È innegabile come alcuni pezzi rendano giustizia alla band, vedi su tutti “Children Of The Night”, “Fear Of A Stranger” o “I Believe In Rock And Roll”, ma purtroppo nel complesso suona come di già sentito vent’anni prima.

A livello compositivo non si scorge il benché minimo segno di originalità e, a parte le chitarre che sembrano avere un tono spumeggiante in più, il risultato finale rimane al di sotto delle aspettative.
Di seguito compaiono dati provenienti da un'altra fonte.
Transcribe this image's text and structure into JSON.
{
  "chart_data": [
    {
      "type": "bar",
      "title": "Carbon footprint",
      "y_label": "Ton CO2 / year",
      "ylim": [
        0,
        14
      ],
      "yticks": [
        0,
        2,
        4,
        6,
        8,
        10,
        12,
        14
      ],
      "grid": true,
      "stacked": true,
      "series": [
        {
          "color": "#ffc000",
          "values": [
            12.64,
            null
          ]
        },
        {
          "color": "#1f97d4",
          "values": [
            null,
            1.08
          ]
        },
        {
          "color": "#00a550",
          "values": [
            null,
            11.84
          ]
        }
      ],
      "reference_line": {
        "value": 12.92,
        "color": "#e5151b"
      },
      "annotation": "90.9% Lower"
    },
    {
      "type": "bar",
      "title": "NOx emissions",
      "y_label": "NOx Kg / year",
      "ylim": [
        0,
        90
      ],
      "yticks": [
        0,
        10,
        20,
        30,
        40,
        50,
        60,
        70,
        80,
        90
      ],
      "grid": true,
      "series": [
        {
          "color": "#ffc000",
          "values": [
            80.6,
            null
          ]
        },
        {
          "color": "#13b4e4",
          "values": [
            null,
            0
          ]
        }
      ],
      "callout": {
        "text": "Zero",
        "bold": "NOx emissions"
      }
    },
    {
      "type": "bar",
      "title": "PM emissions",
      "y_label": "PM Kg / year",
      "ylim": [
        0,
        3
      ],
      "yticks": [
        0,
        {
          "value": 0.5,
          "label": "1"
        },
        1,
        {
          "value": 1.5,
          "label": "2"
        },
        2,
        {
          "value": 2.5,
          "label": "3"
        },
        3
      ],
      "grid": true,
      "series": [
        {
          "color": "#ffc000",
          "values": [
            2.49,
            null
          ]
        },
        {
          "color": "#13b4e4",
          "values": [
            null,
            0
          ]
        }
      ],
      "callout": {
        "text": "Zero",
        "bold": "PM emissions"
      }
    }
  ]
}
Sono stati definiti i Van Halen danesi, forse con un po’ di esagerazione, ma i Fate sono certamente dotati di una carica e di un entusiasmo notevoli.

Eppure, qui non c’è nulla che faccia pensare al miracolo e, dopo la reunion del 2006, sembra che nulla di propositivo e di nuovo sia stato introdotto in fase di songwriting, rimanendo in una sorta di iato compositivo che tutt’oggi non ha condotto il gruppo da nessuna parte.

Non sono critiche ammazza band, ma semmai delle semplici constatazioni su un combo dalle sicure capacità, ma che non è stato in grado di svilupparle, trovando quello spunto che li potesse portare dove i loro connazionali Pretty Maids sono riusciti ad arrivare.